Microstructural degradation during Zn diffusion in a GaInAsP/InP heterostructure: Layer mixing, misfit dislocation generation, and Zn3P2 precipitation

Abstract

The microstructural degradation of a lattice-matched Ga0.28In0.72As0.61P0.39/InP heterointerface during Zn diffusion has been investigated using high resolution transmission electron microscopy and Auger electron spectroscopy. The diffusion-induced intermixing of In and Ga across the GaInAsP/InP interface causes tensile stress in the Ga-mixed InP side and compressive stress in the In-mixed GaInAsP side. The effect of the localized interfacial stress on the nucleation of misfit dislocations and on the strain accommodation behaviors thereof are clearly revealed throughout the intermixed region, reaching several thousand angstroms on each side of the interface.
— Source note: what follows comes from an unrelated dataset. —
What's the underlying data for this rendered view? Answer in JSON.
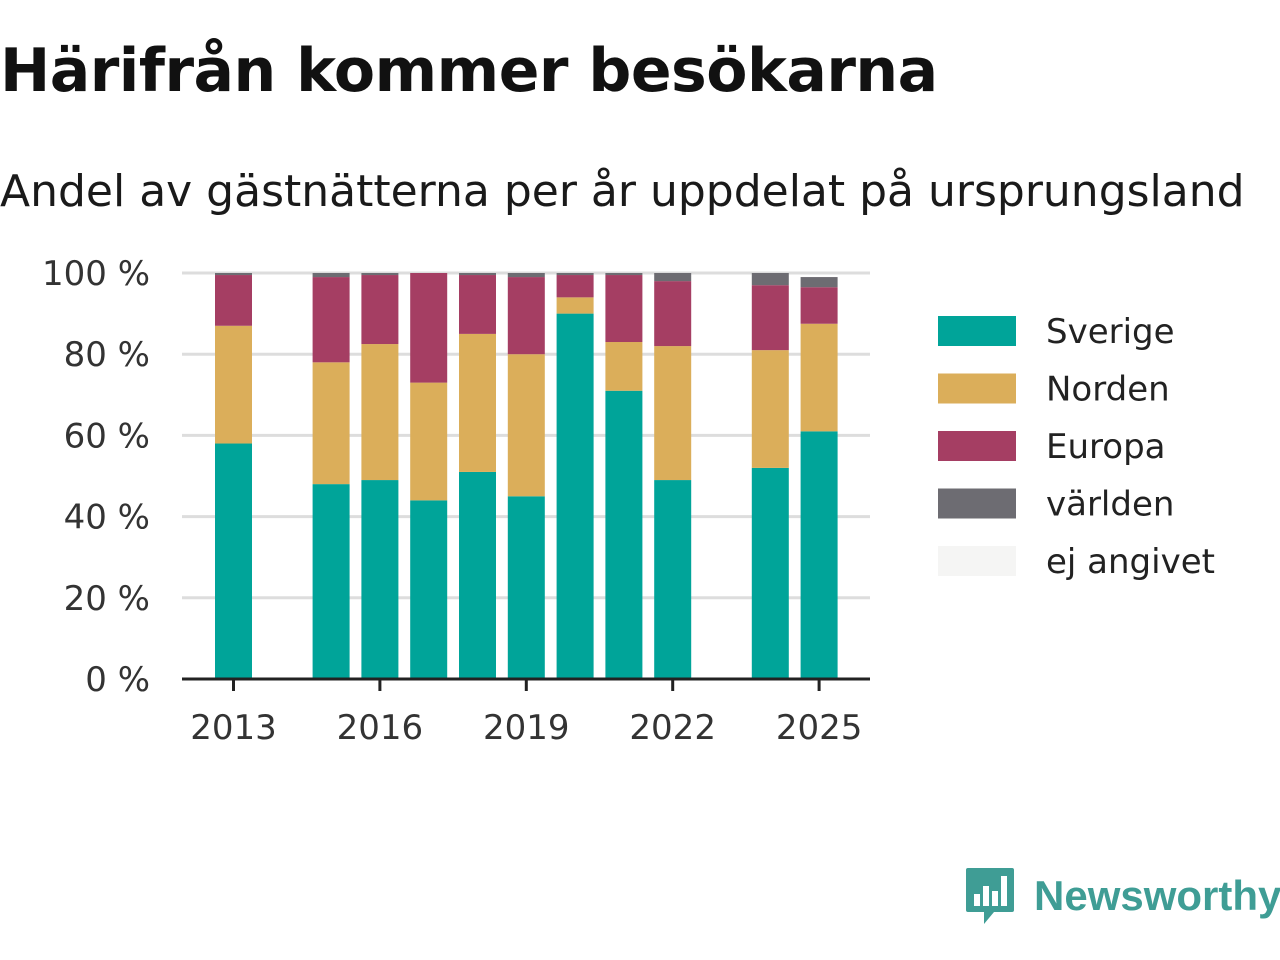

The interfacial strain is relaxed by generation of paired dislocations with antiparallel Burgers vectors initiating from the intermixed GaInAsP/GaInP interface. The dislocation morphologies reveal striking contrasts across the intermixed interface: stacking faults in the tensile layer and perfect dislocation tangles in the compressive layer. The dislocation lines are concentrated at the GaInAsP/GaInP interface and along the misfit boundaries in the forefront areas of the intermixed region. A model is proposed to explain the strain relaxation behavior in the intermixed region using the mechanism of homogeneous nucleation and splitting of the paired dislocations from the intermixed interface. Also observed in a limited region on the GaInP side is the precipitation of a Zn3P2 phase. The Zn3P2 precipitates grow to form epitaxial layers to a certain depth of the intermixed GaxIn1−xP layer, where the Zn3P2 crystal lattice coherently matches with the matrix crystal lattice. The precipitation reaction of Zn3P2 is explained using the kickout mechanism.